I got some really cheap weight distributing bars from the Airstream dealer in town. Patrick and I are building a skid steer mounted grubbing tool for the lightly rooted but numerous tar and creosote bushes at the ranch. The bars are solid and made of high carbon steel. We pre-heated the welded areas to glowing red then welded them to an old, stupid heavy skid steer back plate.

I had a chance to test drive the new tool yesterday mounted on the JD110, it works great and the best part is that it held together! Welding sucker rod is similar, as it cools you will hear the SNAP as the weld lets go.

Patrick called this job well and now I get to set on the tractor and "enjoy" the tool for 160 acres!


----------



## Farmerbrown2 (Sep 25, 2018)

When I went to welding school the old instructor always had us use 7018H I think? It was a hi allow rod also using chipping hammer to peen the weld releaves stress in the weld .


----------



## mlappin (Jun 25, 2009)

Or hit it with a needle scaler after welding to peen it.


----------



## azmike (Jan 4, 2015)

Burning 1/8" 7018 running our Miller Pro400 diesel welder. Always use enough gun!


----------



## RuttedField (Apr 24, 2016)

On US Navy Destroyers we had to preheat any high carbon steel that was over 3/4 thick for what it is worth, 350 degrees.

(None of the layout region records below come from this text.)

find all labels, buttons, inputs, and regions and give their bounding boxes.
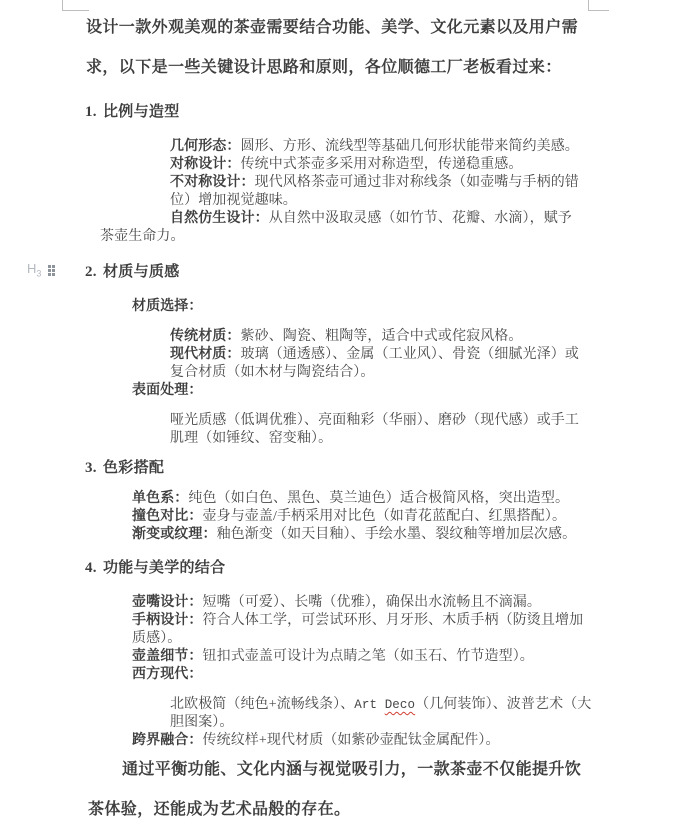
list-line: 自然仿生设计：从自然中汲取灵感（如竹节、花瓣、水滴），赋予 xyxy=(0,210,686,228)
bold-label: 渐变或纹理： xyxy=(132,527,217,542)
document-page[interactable]: H3 设计一款外观美观的茶壶需要结合功能、美学、文化元素以及用户需 求，以下是一… xyxy=(0,0,686,837)
list-line: 渐变或纹理：釉色渐变（如天目釉）、手绘水墨、裂纹釉等增加层次感。 xyxy=(0,526,686,544)
list-line: 壶嘴设计：短嘴（可爱）、长嘴（优雅），确保出水流畅且不滴漏。 xyxy=(0,594,686,612)
bold-label: 撞色对比： xyxy=(132,509,203,524)
section-2-body: 材质选择： 传统材质：紫砂、陶瓷、粗陶等，适合中式或侘寂风格。 现代材质：玻璃（… xyxy=(0,298,686,448)
intro-line-2: 求，以下是一些关键设计思路和原则，各位顺德工厂老板看过来： xyxy=(0,48,686,88)
bold-label: 手柄设计： xyxy=(132,613,203,628)
line-text: 胆图案）。 xyxy=(170,715,234,730)
line-text: 现代风格茶壶可通过非对称线条（如壶嘴与手柄的错 xyxy=(255,175,579,190)
bold-label: 壶嘴设计： xyxy=(132,595,203,610)
line-text: 钮扣式壶盖可设计为点睛之笔（如玉石、竹节造型）。 xyxy=(203,649,534,664)
list-line: 胆图案）。 xyxy=(0,714,686,732)
list-line: 肌理（如锤纹、窑变釉）。 xyxy=(0,430,686,448)
line-text: 短嘴（可爱）、长嘴（优雅），确保出水流畅且不滴漏。 xyxy=(203,595,542,610)
spellcheck-underlined-word: Deco xyxy=(385,698,415,712)
line-text: 传统中式茶壶多采用对称造型，传递稳重感。 xyxy=(241,157,523,172)
line-text: 传统纹样+现代材质（如紫砂壶配钛金属配件）。 xyxy=(203,733,500,748)
section-title-text: 比例与造型 xyxy=(103,104,180,120)
line-text: 位）增加视觉趣味。 xyxy=(170,193,297,208)
line-text: 紫砂、陶瓷、粗陶等，适合中式或侘寂风格。 xyxy=(241,329,523,344)
list-line: 对称设计：传统中式茶壶多采用对称造型，传递稳重感。 xyxy=(0,156,686,174)
list-line: 传统材质：紫砂、陶瓷、粗陶等，适合中式或侘寂风格。 xyxy=(0,328,686,346)
section-3-heading: 3.色彩搭配 xyxy=(0,458,686,478)
line-text: （几何装饰）、波普艺术（大 xyxy=(415,697,591,712)
line-text: 茶壶生命力。 xyxy=(100,229,185,244)
list-line: 几何形态：圆形、方形、流线型等基础几何形状能带来简约美感。 xyxy=(0,138,686,156)
bold-label: 传统材质： xyxy=(170,329,241,344)
latin-text: Art xyxy=(354,698,384,712)
list-line: 现代材质：玻璃（通透感）、金属（工业风）、骨瓷（细腻光泽）或 xyxy=(0,346,686,364)
list-line: 单色系：纯色（如白色、黑色、莫兰迪色）适合极简风格，突出造型。 xyxy=(0,490,686,508)
heading-gutter-marker: H3 xyxy=(27,263,58,279)
section-title-text: 色彩搭配 xyxy=(103,460,164,476)
bold-label: 几何形态： xyxy=(170,139,241,154)
section-number: 4. xyxy=(85,558,103,578)
bold-label: 壶盖细节： xyxy=(132,649,203,664)
list-line: 材质选择： xyxy=(0,298,686,316)
bold-label: 单色系： xyxy=(132,491,188,506)
line-text: 质感）。 xyxy=(132,631,181,646)
outro-line-1: 通过平衡功能、文化内涵与视觉吸引力，一款茶壶不仅能提升饮 xyxy=(0,750,686,790)
section-4-heading: 4.功能与美学的结合 xyxy=(0,558,686,578)
section-4-body: 壶嘴设计：短嘴（可爱）、长嘴（优雅），确保出水流畅且不滴漏。 手柄设计：符合人体… xyxy=(0,594,686,750)
list-line: 撞色对比：壶身与壶盖/手柄采用对比色（如青花蓝配白、红黑搭配）。 xyxy=(0,508,686,526)
outro-line-2: 茶体验，还能成为艺术品般的存在。 xyxy=(0,790,686,830)
page-corner-mark-top-left xyxy=(62,0,89,11)
bold-label: 现代材质： xyxy=(170,347,241,362)
list-line: 位）增加视觉趣味。 xyxy=(0,192,686,210)
list-line: 茶壶生命力。 xyxy=(0,228,686,246)
section-number: 3. xyxy=(85,458,103,478)
line-text: 符合人体工学，可尝试环形、月牙形、木质手柄（防烫且增加 xyxy=(203,613,584,628)
section-title-text: 功能与美学的结合 xyxy=(103,560,225,576)
list-line: 西方现代： xyxy=(0,666,686,684)
outro-paragraph: 通过平衡功能、文化内涵与视觉吸引力，一款茶壶不仅能提升饮 茶体验，还能成为艺术品… xyxy=(0,750,686,830)
list-line: 表面处理： xyxy=(0,382,686,400)
bold-label: 不对称设计： xyxy=(170,175,255,190)
list-line: 哑光质感（低调优雅）、亮面釉彩（华丽）、磨砂（现代感）或手工 xyxy=(0,412,686,430)
bold-label: 跨界融合： xyxy=(132,733,203,748)
line-text: 釉色渐变（如天目釉）、手绘水墨、裂纹釉等增加层次感。 xyxy=(217,527,577,542)
bold-label: 自然仿生设计： xyxy=(170,211,269,226)
section-number: 1. xyxy=(85,102,103,122)
bold-label: 西方现代： xyxy=(132,667,203,682)
bold-label: 材质选择： xyxy=(132,299,203,314)
intro-paragraph: 设计一款外观美观的茶壶需要结合功能、美学、文化元素以及用户需 求，以下是一些关键… xyxy=(0,0,686,88)
line-text: 从自然中汲取灵感（如竹节、花瓣、水滴），赋予 xyxy=(269,211,572,226)
line-text: 北欧极简（纯色+流畅线条）、 xyxy=(170,697,354,712)
list-line: 不对称设计：现代风格茶壶可通过非对称线条（如壶嘴与手柄的错 xyxy=(0,174,686,192)
line-text: 纯色（如白色、黑色、莫兰迪色）适合极简风格，突出造型。 xyxy=(188,491,569,506)
section-1-body: 几何形态：圆形、方形、流线型等基础几何形状能带来简约美感。 对称设计：传统中式茶… xyxy=(0,138,686,246)
section-2-heading: 2.材质与质感 xyxy=(0,262,686,282)
section-3-body: 单色系：纯色（如白色、黑色、莫兰迪色）适合极简风格，突出造型。 撞色对比：壶身与… xyxy=(0,490,686,544)
line-text: 复合材质（如木材与陶瓷结合）。 xyxy=(170,365,375,380)
bold-label: 表面处理： xyxy=(132,383,203,398)
heading-level-badge: H3 xyxy=(27,262,41,281)
line-text: 玻璃（通透感）、金属（工业风）、骨瓷（细腻光泽）或 xyxy=(241,347,580,362)
page-corner-mark-top-right xyxy=(588,0,609,11)
line-text: 肌理（如锤纹、窑变釉）。 xyxy=(170,431,332,446)
line-text: 壶身与壶盖/手柄采用对比色（如青花蓝配白、红黑搭配）。 xyxy=(203,509,567,524)
list-line: 北欧极简（纯色+流畅线条）、Art Deco（几何装饰）、波普艺术（大 xyxy=(0,696,686,714)
drag-handle-icon[interactable] xyxy=(48,265,58,277)
line-text: 哑光质感（低调优雅）、亮面釉彩（华丽）、磨砂（现代感）或手工 xyxy=(170,413,579,428)
section-1-heading: 1.比例与造型 xyxy=(0,102,686,122)
list-line: 手柄设计：符合人体工学，可尝试环形、月牙形、木质手柄（防烫且增加 xyxy=(0,612,686,630)
line-text: 圆形、方形、流线型等基础几何形状能带来简约美感。 xyxy=(241,139,579,154)
intro-line-1: 设计一款外观美观的茶壶需要结合功能、美学、文化元素以及用户需 xyxy=(0,8,686,48)
list-line: 跨界融合：传统纹样+现代材质（如紫砂壶配钛金属配件）。 xyxy=(0,732,686,750)
list-line: 壶盖细节：钮扣式壶盖可设计为点睛之笔（如玉石、竹节造型）。 xyxy=(0,648,686,666)
list-line: 复合材质（如木材与陶瓷结合）。 xyxy=(0,364,686,382)
section-number: 2. xyxy=(85,262,103,282)
section-title-text: 材质与质感 xyxy=(103,264,180,280)
list-line: 质感）。 xyxy=(0,630,686,648)
bold-label: 对称设计： xyxy=(170,157,241,172)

One day last winter it was -10 degrees (f) and I was welding a shell seam (hull) outside. Since a hull is only 5/8 thick, technically pre-heat was not required and I even asked the Navy Inspector because it did not seem right. Ten Below Zero is cold..."Nope, not required he said". It passed x-ray, but I am not sure I would want to sail on it and hit a 50 foot wave in the Arctic Ocean.


----------



## glasswrongsize (Sep 15, 2015)

RuttedField said:


> On US Navy Destroyers we had to preheat any high carbon steel that was over 3/4 thick for what it is worth, 350 degrees.
> 
> One day last winter it was -10 degrees (f) and I was welding a shell seam (hull) outside. Since a hull is only 5/8 thick, technically pre-heat was not required and I even asked the Navy Inspector because it did not seem right. Ten Below Zero is cold..."Nope, not required he said". It passed x-ray, but I am not sure I would want to sail on it and hit a 50 foot wave in the Arctic Ocean.

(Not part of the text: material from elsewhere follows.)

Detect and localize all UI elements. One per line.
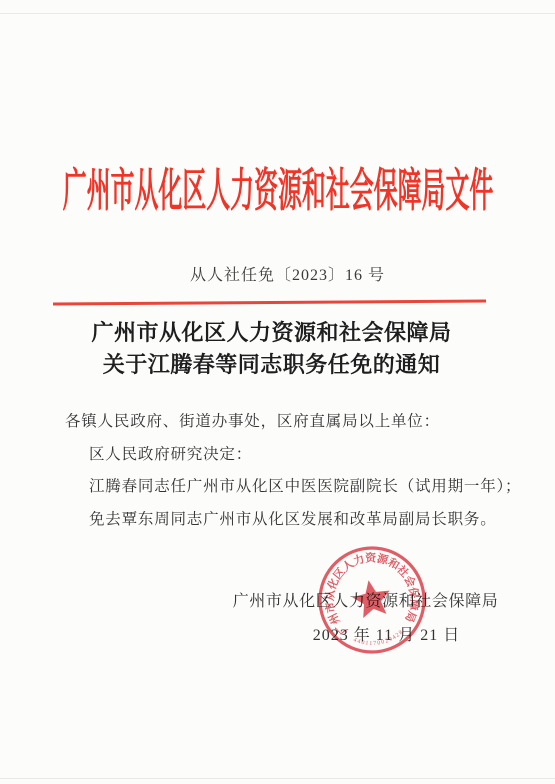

I'm glad I didn't know that 25 years ago when I was one one of those Sprucan destroyers in Uncle Sam's Yacht Club when I was floating around in the North Atlantic and made it to the north pole. Ain't sure I woulda went without a rifle muzzle impression being left in the middle of my back from where they "helped" me onto the boat.

Skip A Rope, Mark


----------



## RuttedField (Apr 24, 2016)

Honestly, when I welded, I always thought about the end product. You see those 300 sailors walking around the shipyard and knew there was 300 lives on that ship, and that ship could see 50 foot seas...or possibly battle. Our welds had to have a certain shape to them, not for looks, but because an acute angle would capture the reverberations of an ordnance and crack the weld, so we shaped our welds so it would not. I was pretty particular on how my welds looked.

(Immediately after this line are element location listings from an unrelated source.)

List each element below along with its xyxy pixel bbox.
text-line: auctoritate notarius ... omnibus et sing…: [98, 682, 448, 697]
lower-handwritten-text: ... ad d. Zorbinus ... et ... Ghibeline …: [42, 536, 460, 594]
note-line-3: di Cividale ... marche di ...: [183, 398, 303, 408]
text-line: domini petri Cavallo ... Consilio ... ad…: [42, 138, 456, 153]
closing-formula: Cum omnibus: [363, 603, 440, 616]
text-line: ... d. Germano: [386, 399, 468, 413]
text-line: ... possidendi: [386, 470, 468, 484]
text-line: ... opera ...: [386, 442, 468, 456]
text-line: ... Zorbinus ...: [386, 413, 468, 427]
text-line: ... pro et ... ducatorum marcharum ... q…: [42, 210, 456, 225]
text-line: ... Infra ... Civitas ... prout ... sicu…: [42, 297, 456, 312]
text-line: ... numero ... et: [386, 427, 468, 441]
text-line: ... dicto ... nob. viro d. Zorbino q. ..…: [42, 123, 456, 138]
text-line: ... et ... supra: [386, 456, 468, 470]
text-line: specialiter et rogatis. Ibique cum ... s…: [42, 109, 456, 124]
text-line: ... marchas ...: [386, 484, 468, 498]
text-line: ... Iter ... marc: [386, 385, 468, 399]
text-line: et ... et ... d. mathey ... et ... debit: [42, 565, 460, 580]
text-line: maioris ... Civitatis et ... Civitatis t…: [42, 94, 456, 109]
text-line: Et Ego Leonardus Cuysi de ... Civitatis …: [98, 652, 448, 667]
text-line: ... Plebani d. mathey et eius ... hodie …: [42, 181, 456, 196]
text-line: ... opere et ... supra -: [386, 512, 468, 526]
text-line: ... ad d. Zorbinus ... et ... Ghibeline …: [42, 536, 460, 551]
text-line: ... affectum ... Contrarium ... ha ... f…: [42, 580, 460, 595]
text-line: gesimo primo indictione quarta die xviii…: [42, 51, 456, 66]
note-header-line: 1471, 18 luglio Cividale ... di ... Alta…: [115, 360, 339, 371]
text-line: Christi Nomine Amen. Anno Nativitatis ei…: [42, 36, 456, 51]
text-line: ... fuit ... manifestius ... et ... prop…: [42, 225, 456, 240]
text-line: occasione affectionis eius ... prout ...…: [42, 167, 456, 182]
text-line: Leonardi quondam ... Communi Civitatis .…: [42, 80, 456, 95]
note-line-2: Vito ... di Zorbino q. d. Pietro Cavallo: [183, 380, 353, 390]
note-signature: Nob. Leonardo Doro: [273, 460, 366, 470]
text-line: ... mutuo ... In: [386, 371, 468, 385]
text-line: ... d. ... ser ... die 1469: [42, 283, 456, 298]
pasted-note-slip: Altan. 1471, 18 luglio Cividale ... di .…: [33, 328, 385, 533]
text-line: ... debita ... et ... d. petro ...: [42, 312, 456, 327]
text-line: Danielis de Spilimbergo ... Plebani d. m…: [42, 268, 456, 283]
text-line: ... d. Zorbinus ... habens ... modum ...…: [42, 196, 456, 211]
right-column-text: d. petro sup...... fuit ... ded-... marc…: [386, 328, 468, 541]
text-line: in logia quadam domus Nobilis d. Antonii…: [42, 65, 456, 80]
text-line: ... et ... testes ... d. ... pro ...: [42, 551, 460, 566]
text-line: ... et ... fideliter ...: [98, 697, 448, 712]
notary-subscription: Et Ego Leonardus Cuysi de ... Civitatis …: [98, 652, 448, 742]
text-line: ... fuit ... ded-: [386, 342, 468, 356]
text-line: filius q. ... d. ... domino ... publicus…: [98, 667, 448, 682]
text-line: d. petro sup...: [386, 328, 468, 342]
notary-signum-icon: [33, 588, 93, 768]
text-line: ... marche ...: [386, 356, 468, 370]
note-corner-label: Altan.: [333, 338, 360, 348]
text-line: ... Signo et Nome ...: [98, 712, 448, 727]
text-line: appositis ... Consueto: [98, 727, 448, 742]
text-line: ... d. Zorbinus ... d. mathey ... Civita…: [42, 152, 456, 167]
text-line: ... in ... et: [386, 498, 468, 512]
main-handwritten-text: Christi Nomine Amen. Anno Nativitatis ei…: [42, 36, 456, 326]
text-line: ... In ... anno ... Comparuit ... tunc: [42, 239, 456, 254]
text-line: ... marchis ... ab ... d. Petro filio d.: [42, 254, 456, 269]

Towards the end of my career there I was welding the missile silos together and that was pretty cool. 155 weld passes per joint for 4 inch high strength steel. Yep...that was preheated, a bear in the summer, but I was well compensated. But it was not always about the money.

One year there was a US Freighter that got attacked by pirates and the Ship's Captain was taken prisoner for ransom. The ship let out a distress call and all through the night one of the ships we build sailed at full steam. The next morning the First Mate said they looked at the horizon and saw the USS Bainbridge ready to help; they had no idea their distress call was even heard. Anyway the navy did help...pirates 0, American's 3. (Navy Seal snipers killed the pirates). Its nice knowing, no matter where American's are in the world, presence on the high seas matters. I am glad to have done my part to put a few ships out there to help out.


----------



## mlappin (Jun 25, 2009)

farmerbrown said:


> When I went to welding school the old instructor always had us use 7018H I think? It was a hi allow rod also using chipping hammer to peen the weld releaves stress in the weld .


7018 is a low hydrogen rod with very good ductile strength. In other words it actually has a little flex built into the bead where usually a mig weld can be quite brittle in the certain circumstances. Gonna do a lot of cutting edges etc? Spring for a roll of .045 7018 wire, better have a wad to spend though.


----------